An HBO Production
Created by David Chase
In his insightful documentary, A Personal Journey through American Film , Martin Scorcese points out that there are only a few film genres that are truly American inventions: the Western, the Musical, and the Mob Movie. The Sopranos is the current high point of development of one of our native American art forms.
The setup of The Sopranos is simple enough: Anthony Soprano (James Gandolfini) is a capo in the New Jersey mob. He's on his way up, he's been made already, and yet all is not well. His wife is fed up with his late nights and affairs, his son is having trouble at school, his teenage daughter is figuring out far too much about the family's wealth and not complacent about it... and oh yeah, the rest of the 'family'. Middle management has never been so interesting to watch in action.

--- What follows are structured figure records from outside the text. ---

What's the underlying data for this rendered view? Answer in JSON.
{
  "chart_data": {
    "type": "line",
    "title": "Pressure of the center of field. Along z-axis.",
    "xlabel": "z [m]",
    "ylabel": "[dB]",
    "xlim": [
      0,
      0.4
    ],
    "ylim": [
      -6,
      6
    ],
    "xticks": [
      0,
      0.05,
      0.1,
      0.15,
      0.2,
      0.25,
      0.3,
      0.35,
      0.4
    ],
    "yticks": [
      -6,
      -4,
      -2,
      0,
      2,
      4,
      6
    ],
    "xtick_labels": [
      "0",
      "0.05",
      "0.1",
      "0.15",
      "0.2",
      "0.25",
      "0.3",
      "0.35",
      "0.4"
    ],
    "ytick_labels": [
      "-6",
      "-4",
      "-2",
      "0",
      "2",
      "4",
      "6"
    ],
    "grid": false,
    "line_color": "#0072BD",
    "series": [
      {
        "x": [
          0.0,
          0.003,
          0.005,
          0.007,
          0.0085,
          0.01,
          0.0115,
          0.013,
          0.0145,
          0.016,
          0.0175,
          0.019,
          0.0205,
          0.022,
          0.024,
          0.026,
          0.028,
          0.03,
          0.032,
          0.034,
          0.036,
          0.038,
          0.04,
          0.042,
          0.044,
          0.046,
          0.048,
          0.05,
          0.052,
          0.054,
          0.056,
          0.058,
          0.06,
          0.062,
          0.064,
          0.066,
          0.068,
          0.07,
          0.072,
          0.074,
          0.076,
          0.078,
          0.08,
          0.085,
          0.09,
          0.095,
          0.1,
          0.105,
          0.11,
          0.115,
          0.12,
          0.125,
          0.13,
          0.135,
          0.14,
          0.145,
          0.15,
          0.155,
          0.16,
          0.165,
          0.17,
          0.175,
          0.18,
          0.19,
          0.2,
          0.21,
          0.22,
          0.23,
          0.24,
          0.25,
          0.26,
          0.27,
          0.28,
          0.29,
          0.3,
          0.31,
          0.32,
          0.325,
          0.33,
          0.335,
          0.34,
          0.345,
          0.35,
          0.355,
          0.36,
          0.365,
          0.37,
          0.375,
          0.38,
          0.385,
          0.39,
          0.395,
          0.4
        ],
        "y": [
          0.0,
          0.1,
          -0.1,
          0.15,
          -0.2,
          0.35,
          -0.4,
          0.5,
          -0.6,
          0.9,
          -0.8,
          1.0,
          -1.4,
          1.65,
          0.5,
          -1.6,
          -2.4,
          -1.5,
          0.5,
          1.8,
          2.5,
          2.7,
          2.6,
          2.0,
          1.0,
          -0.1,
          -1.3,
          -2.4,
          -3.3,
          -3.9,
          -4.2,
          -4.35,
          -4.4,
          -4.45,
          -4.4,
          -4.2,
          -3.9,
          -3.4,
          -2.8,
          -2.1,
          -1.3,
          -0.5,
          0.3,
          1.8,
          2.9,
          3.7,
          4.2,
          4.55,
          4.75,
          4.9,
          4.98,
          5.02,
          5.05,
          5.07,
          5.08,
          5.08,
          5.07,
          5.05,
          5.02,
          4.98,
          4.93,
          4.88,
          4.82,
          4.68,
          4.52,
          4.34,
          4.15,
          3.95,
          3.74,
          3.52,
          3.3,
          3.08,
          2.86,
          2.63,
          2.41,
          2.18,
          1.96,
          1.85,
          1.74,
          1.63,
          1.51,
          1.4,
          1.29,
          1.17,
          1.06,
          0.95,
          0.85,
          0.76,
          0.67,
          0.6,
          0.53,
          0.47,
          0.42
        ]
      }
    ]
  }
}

Like any good TV series, different episodes highlight different characters; we might see Chris (Michael Imperioli) strike out to find a life with his girlfriend; we might hear how Hesh (Jerry Adler), the last Jewish remnant in this branch of the mob, helps Anthony with problem-solving in the course of business, or we might just watch some family dynamics. While few of the episodes are plots we haven't seen before, what makes the series so watchable is the consistent use of counterpoint (two plots about completely different activites on the surface are emotionally unified; characters act in opposition with the same motivation; a little missing knowledge goes a long way).
One brilliant plot device is the setup for the show: in the first episode, bothered by persistant depression, Anthony starts to see a phychiatrist, Dr. Jennifer Melfi (Lorraine Bracco). Although he's always a little cagey -- the two characters continually dance around the edge of what Dr. Melfi can legally be allowed to know -- the device allows Anthony to naturally fill Dr. Melfi and the audience in on what emotions will dominate for the next hour.
For awhile lack of cable was a valid reason to not be watching The Sopranos , but now that they're out on DVD you're out of excuses. Get busy now, or you'll have even more seasons to catch up on once you start!